Le délitement politique du Sahara inauguré le jour où Khadafi trépassa.


L’Afrique entière est choquée par les derniers massacres survenus au Burkina Faso. Selon les dernières estimations, on ne compte pas moins de 30 personnes assassinées des manières les plus atroces. Malheureusement, cette boucherie n’est que le fruit d’un long processus de délitement politique de la région du Sahara, inauguré le jour où Kadhafi trépassa.

Kadhafi, qu’on aimait critiquer pour son autoritarisme, a par sa présence su tenir les terroristes éloignés du Sahara. Il assumait ce rôle de gardien régional. Sa mort n’a non seulement ouvert les portes de la région aux mouvements terroristes de tout bord, mais également permis que ses stocks d’armes tombent entre les mains des ennemis de la civilisation africaine. L’Occident, et tout particulièrement la France, portent une grande faute dans cette affaire. Depuis, le Sahara est une zone de guerre permanente et cette population a fini par tomber entre deux feux.

Séduits par les mouvements terroristes, des jeunes ont rejoint le Groupe de soutien à l’islam et aux musulmans (GSIM), attirant sur toute la population le courroux des autres groupes ethniques de la zone. A partir de cet instant, ils sont devenus exposés et la tragédie qui vient d’avoir lieu n’était qu’une question de temps. 

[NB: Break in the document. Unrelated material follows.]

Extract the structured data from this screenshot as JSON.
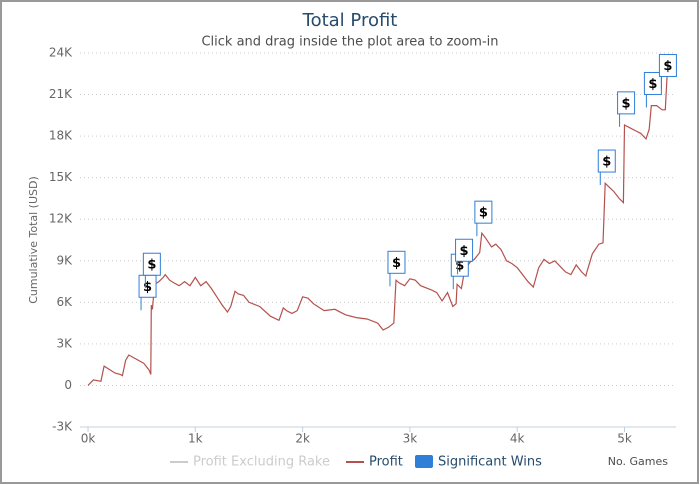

Elle est symptomatique comment la déstabilisation systématique du Sahara par des puissances étrangères et le financement du terrorisme génère des actes barbares qu’on pensait régler depuis longtemps. Elle démontre aussi comment la haine semble l’emporter sur le désir de vivre en paix.

Il ne faut pas se leurrer, ce qui est arrivé est non seulement tragique, mais extrêmement dangereux pour toute l’Afrique de l’Ouest. Plus la guerre perdure au Sahara, plus les tensions entre les groupes ethniques montent. Il arrivera un moment où la fibre qui tient les nations africaines ensemble va se défaire.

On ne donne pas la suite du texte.